| charsets {tools} | R Documentation |
charset_to_Unicode is a matrix of Unicode points with columns
for the common 8-bit encodings.
Adobe_glyphs is a dataframe which gives Adobe glyph names for
Unicode points. It has two character columns, "adobe" and
"unicode" (a 4-digit hex representation).
charset_to_Unicode Adobe_glyphs
charset_to_Unicode is an integer matrix of class
c("noquote", "hexmode") so prints in hexadecimal.
The mappings are those used by libiconv: there are differences
in the way quotes and minus/hyphen are mapped between sources (and the
postscript encoding files use a different mapping).
Adobe_glyphs include all the Adobe glyph names which correspond to
single Unicode characters. It is sorted by Unicode point and within a
point alphabetically on the glyph(there can be more than one name for
a Unicode point).
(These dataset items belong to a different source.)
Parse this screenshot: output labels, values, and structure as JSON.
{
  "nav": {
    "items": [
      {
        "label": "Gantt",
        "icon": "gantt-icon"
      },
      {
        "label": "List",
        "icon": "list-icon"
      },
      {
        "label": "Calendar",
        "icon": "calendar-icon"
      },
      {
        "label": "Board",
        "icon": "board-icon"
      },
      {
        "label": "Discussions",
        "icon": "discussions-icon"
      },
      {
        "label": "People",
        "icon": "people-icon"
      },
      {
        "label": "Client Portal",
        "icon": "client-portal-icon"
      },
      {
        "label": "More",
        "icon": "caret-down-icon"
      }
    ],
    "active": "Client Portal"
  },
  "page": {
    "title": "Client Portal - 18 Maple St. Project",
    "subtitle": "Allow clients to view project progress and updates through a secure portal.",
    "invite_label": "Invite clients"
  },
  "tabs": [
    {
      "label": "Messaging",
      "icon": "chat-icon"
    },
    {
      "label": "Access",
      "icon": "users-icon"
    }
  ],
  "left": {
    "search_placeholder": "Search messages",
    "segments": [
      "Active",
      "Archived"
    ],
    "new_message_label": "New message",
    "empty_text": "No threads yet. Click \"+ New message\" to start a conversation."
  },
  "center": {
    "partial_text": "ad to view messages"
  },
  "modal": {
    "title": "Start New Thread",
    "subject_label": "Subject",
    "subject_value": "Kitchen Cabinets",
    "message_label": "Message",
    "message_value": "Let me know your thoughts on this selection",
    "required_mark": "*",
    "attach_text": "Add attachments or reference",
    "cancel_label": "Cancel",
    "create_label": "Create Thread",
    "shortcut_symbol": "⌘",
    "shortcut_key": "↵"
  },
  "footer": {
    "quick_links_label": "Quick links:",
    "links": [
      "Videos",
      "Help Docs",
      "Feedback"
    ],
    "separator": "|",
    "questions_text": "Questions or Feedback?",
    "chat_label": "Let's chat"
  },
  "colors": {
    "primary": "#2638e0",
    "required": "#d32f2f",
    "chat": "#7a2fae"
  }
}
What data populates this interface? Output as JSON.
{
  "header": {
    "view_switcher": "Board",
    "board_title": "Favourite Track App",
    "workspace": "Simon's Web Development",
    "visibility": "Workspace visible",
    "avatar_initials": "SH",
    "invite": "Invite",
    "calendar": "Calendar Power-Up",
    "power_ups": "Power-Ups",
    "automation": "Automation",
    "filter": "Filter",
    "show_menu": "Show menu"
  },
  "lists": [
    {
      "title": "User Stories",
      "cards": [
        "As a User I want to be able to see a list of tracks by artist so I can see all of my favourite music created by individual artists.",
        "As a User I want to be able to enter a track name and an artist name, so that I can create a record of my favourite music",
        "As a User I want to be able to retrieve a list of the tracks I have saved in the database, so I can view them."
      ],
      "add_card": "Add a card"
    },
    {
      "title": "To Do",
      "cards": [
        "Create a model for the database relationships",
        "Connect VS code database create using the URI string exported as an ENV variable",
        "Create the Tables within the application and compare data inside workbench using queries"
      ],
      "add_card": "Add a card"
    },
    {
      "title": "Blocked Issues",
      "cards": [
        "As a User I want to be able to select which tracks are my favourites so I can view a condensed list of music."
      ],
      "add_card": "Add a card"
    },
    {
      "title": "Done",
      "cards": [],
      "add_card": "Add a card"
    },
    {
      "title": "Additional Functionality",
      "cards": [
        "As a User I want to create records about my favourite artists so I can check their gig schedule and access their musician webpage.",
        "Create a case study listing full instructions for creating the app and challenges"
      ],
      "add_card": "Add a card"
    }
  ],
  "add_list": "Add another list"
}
The data are in the file
‘R_HOME/share/encodings/Adobe_glyphlist’.
http://partners.adobe.com/public/developer/en/opentype/glyphlist.txt
## find Adobe names for ISOLatin2 chars.
latin2 <- charset_to_Unicode[, "ISOLatin2"]
aUnicode <- as.numeric(paste("0x", Adobe_glyphs$unicode, sep=""))
keep <- aUnicode %in% latin2
aUnicode <- aUnicode[keep]
aAdobe <- Adobe_glyphs[keep, 1]
## first match
aLatin2 <- aAdobe[match(latin2, aUnicode)]
## all matches
bLatin2 <- lapply(1:256, function(x) aAdobe[aUnicode == latin2[x]])
format(bLatin2, justify="none")